The Metadata Exchange (MEx) project is committed to improve the retrieval of RKI research data and projects. How? By focusing on metadata: instead of providing the actual research data directly, the MEx metadata catalog captures descriptive information about research data and activities. On this basis, we want to make the data FAIR1 so that it can be shared with others.

Via MEx, metadata will be made findable, accessible and shareable, as well as available for further research. The goal is to get an overview of what research data is available, understand its context, and know what needs to be considered for subsequent use.

RKI cooperated with D4L data4life gGmbH for a pilot phase where the vision of a FAIR metadata catalog was explored and concepts and prototypes were developed. The partnership has ended with the successful conclusion of the pilot phase.

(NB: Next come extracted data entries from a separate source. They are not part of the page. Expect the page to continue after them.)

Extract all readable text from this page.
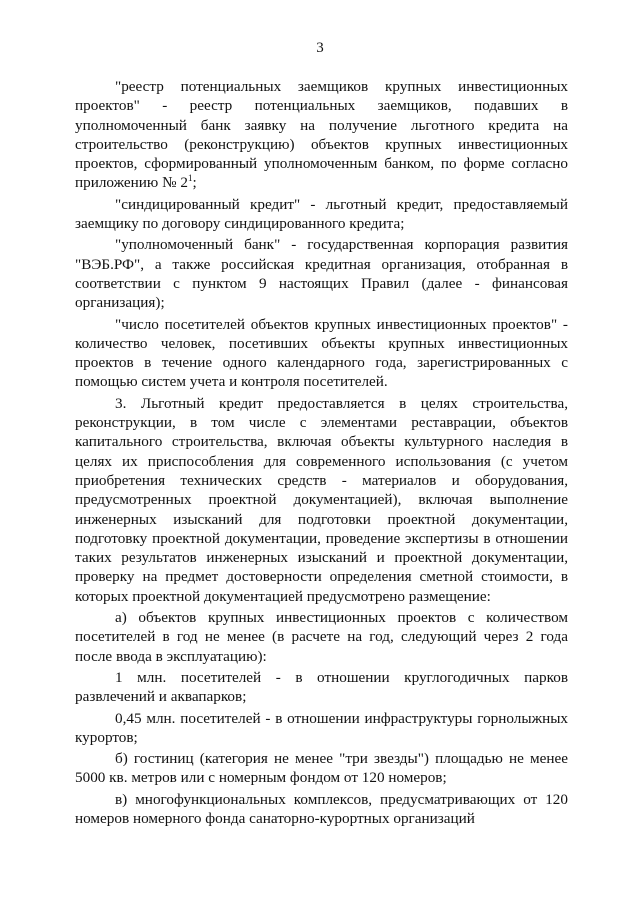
3

"реестр потенциальных заемщиков крупных инвестиционных проектов" - реестр потенциальных заемщиков, подавших в уполномоченный банк заявку на получение льготного кредита на строительство (реконструкцию) объектов крупных инвестиционных проектов, сформированный уполномоченным банком, по форме согласно приложению № $2^1$;

"синдицированный кредит" - льготный кредит, предоставляемый заемщику по договору синдицированного кредита;

"уполномоченный банк" - государственная корпорация развития "ВЭБ.РФ", а также российская кредитная организация, отобранная в соответствии с пунктом 9 настоящих Правил (далее - финансовая организация);

"число посетителей объектов крупных инвестиционных проектов" - количество человек, посетивших объекты крупных инвестиционных проектов в течение одного календарного года, зарегистрированных с помощью систем учета и контроля посетителей.

3. Льготный кредит предоставляется в целях строительства, реконструкции, в том числе с элементами реставрации, объектов капитального строительства, включая объекты культурного наследия в целях их приспособления для современного использования (с учетом приобретения технических средств - материалов и оборудования, предусмотренных проектной документацией), включая выполнение инженерных изысканий для подготовки проектной документации, подготовку проектной документации, проведение экспертизы в отношении таких результатов инженерных изысканий и проектной документации, проверку на предмет достоверности определения сметной стоимости, в которых проектной документацией предусмотрено размещение:

а) объектов крупных инвестиционных проектов с количеством посетителей в год не менее (в расчете на год, следующий через 2 года после ввода в эксплуатацию):

1 млн. посетителей - в отношении круглогодичных парков развлечений и аквапарков;

0,45 млн. посетителей - в отношении инфраструктуры горнолыжных курортов;

б) гостиниц (категория не менее "три звезды") площадью не менее 5000 кв. метров или с номерным фондом от 120 номеров;

в) многофункциональных комплексов, предусматривающих от 120 номеров номерного фонда санаторно-курортных организаций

After an internal launch, the metadata will also be made publicly available and thus be available to external researchers as well as the interested (professional) public to find research data from the RKI.

For further details, please consult our project page.

package

The mex-extractors package implements a variety of ETL pipelines to extract metadata from primary data sources using a range of different technologies and protocols. Then, we transform the metadata into a standardized format using models provided by mex-common. The last step in this process is to load the harmonized metadata into a sink (file output, API upload, etc).

license

This package is licensed under the MIT license. All other software components of the MEx project are open-sourced under the same license as well.

development

installation

linting and testing

  • run all linters with pdm lint
  • run only unit tests with pdm unit
  • run unit and integration tests with pdm test

updating dependencies

  • update boilerplate files with cruft update
  • update global requirements in requirements.txt manually
  • update git hooks with pre-commit autoupdate
  • update package dependencies using pdm update-all
  • update github actions in .github/workflows/*.yml manually

creating release

  • run pdm release RULE to release a new version where RULE determines which part of the version to update and is one of major, minor, patch.

container workflow

  • build image with make image
  • run directly using docker make run
  • start with docker compose make start

commands

  • run pdm run {command} --help to print instructions
  • run pdm run {command} --debug for interactive debugging

dagster

  • pdm run dagster dev to launch a local dagster UI

all extractors

  • pdm run all-extractors executes all extractors
  • execute only in local or dev environment

artificial extractor

  • pdm run artificial creates deterministic artificial sample data
  • execute only in local or dev environment

biospecimen extractor

  • pdm run biospecimen extracts sources from the Biospecimen excel files
  • based on biospecimen to MEx mapping commit e629af3

blueant extractor

  • pdm run blueant extracts sources from the Blue Ant project management software
  • based on blueant to MEx mapping commit e629af3

confluence-vvt extractor

  • pdm run confluence-vvt extracts sources from the VVT confluence page
  • based on confluence-vvt to MEx mapping commit bbaf91e

datscha-web extractor

  • pdm run datscha-web extracts sources from the datscha web app
  • based on datscha-web to MEx mapping commit e629af3

ff-projects extractor

  • pdm run ff-projects extracts sources from the FF Projects excel file
  • based on ff-projects to MEx mapping commit a913b9e

ifsg extractor

  • pdm run ifsg extracts sources from the ifsg data base
  • based on ifsg to MEx mapping commit f0e54cd

international-projects extractor

  • pdm run international-projects extracts sources from the international projects excel
  • based on international-projects to MEx mapping version a913b9e

grippeweb extractor

  • pdm run grippeweb extracts grippeweb metadata from grippeweb database
  • based on grippeweb to MEx mapping commit eb88773

odk extractor

  • pdm run odk extracts ODK survey data from excel files
  • based on odk to MEx mapping commit 6696577

organigram extractor

  • pdm run organigram extracts organizational units from JSON file
  • based on organigram to MEx mapping commit a913b9e

rdmo extractor

  • pdm run rdmo extracts sources from RDMO using its REST API
  • based on rdmo to MEx mapping commit e629af3

seq-repo extractor

  • pdm run seq-repo extracts sources from seq-repo JSON file
  • based on seq-repo to MEx mapping commit f2814f9

sumo extractor

  • pdm run sumo extract sumo data from xlsx files
  • based on sumo to MEx mapping commit f5e2b5f

synopse extractor

  • pdm run synopse extracts synopse data from report-server exports
  • based on synopse to MEx mapping commit 6472329

voxco extractor

  • pdm run voxco extracts voxco data from voxco JSON files
  • based on voxco to MEx mapping commit 307d275

Footnotes

  1. FAIR is referencing the so-called FAIR data principles – guidelines to make data Findable, Accessible, Interoperable and Reusable.